The Shadow Fleet That Keeps Oil Flowing

Despite sanctions, Iranian crude continues reaching Chinese ports through complex shipping networks. According to The Wall Street Journal, tankers carrying Iranian oil frequently conduct ship-to-ship transfers in waters near Malaysia before cargoes are shipped onward to China. The report said crews often conceal vessel identities, alter markings, and switch off tracking systems to obscure the origin of cargoes. This "shadow fleet" has become a critical component of Iran's oil exports and China's access to discounted supplies.
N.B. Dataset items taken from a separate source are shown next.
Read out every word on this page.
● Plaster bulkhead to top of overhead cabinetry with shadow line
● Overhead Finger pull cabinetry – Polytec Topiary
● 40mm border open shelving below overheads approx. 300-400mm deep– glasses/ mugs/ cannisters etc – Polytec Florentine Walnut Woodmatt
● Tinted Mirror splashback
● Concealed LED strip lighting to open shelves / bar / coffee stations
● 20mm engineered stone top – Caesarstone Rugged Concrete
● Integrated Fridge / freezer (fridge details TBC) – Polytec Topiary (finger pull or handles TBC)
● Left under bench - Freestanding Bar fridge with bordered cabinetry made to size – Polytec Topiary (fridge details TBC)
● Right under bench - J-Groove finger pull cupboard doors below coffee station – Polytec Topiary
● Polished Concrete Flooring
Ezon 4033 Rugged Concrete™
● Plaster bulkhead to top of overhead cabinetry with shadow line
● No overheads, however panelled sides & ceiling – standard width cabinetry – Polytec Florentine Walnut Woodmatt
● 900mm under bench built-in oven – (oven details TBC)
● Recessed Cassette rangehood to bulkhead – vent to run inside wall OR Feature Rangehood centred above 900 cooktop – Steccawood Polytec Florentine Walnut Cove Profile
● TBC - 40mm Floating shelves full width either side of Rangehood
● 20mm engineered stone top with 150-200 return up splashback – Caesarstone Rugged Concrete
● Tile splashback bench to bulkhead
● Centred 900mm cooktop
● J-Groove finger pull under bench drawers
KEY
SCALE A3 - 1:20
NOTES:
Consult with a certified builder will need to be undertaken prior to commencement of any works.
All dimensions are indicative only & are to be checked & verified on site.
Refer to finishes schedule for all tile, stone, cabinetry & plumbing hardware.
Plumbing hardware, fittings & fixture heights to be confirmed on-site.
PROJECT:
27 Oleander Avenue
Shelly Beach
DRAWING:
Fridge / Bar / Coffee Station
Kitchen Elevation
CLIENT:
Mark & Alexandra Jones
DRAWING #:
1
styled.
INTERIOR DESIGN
Is the Demand Destruction Permanent?

Not everyone believes the trend will last. US Energy Secretary Chris Wright argued that China's response reflects a temporary crisis strategy rather than a permanent shift. "They were building a strategic petroleum reserve (SPR), now they've stopped building, they're releasing some from their reserves," Wright said. "They have turned down their refineries, so that's producing less products. That's in response to a crisis, that's not a permanent change." Others disagree. Analysts note that China's growing EV fleet, expanding rail network, and changing consumer habits could permanently reduce oil demand growth. The world witnessed similar structural changes after the 1973 oil embargo, which led to greater fuel efficiency, strategic petroleum reserves, and alternative energy investments across major economies.

What Happens Next?

Much depends on the future of the Strait of Hormuz and the Iran conflict. Analysts expect Chinese refiners to return to international markets once reserves are drawn down significantly or if disruptions persist for longer than expected. "But government authorisation, subject to Beijing's outlook on Hormuz, will be needed before sizeable buying returns," Energy Aspects analyst Jianan Sun told Bloomberg. For now, however, China appears content to rely on stockpiles, lower refinery runs, and an increasingly electrified transport system rather than aggressively bidding for crude in a volatile market. The result is a rare situation in which the world's largest oil importer is helping stabilise global energy markets by buying less oil, even as one of its most important suppliers, Iran, faces its biggest energy crisis in years.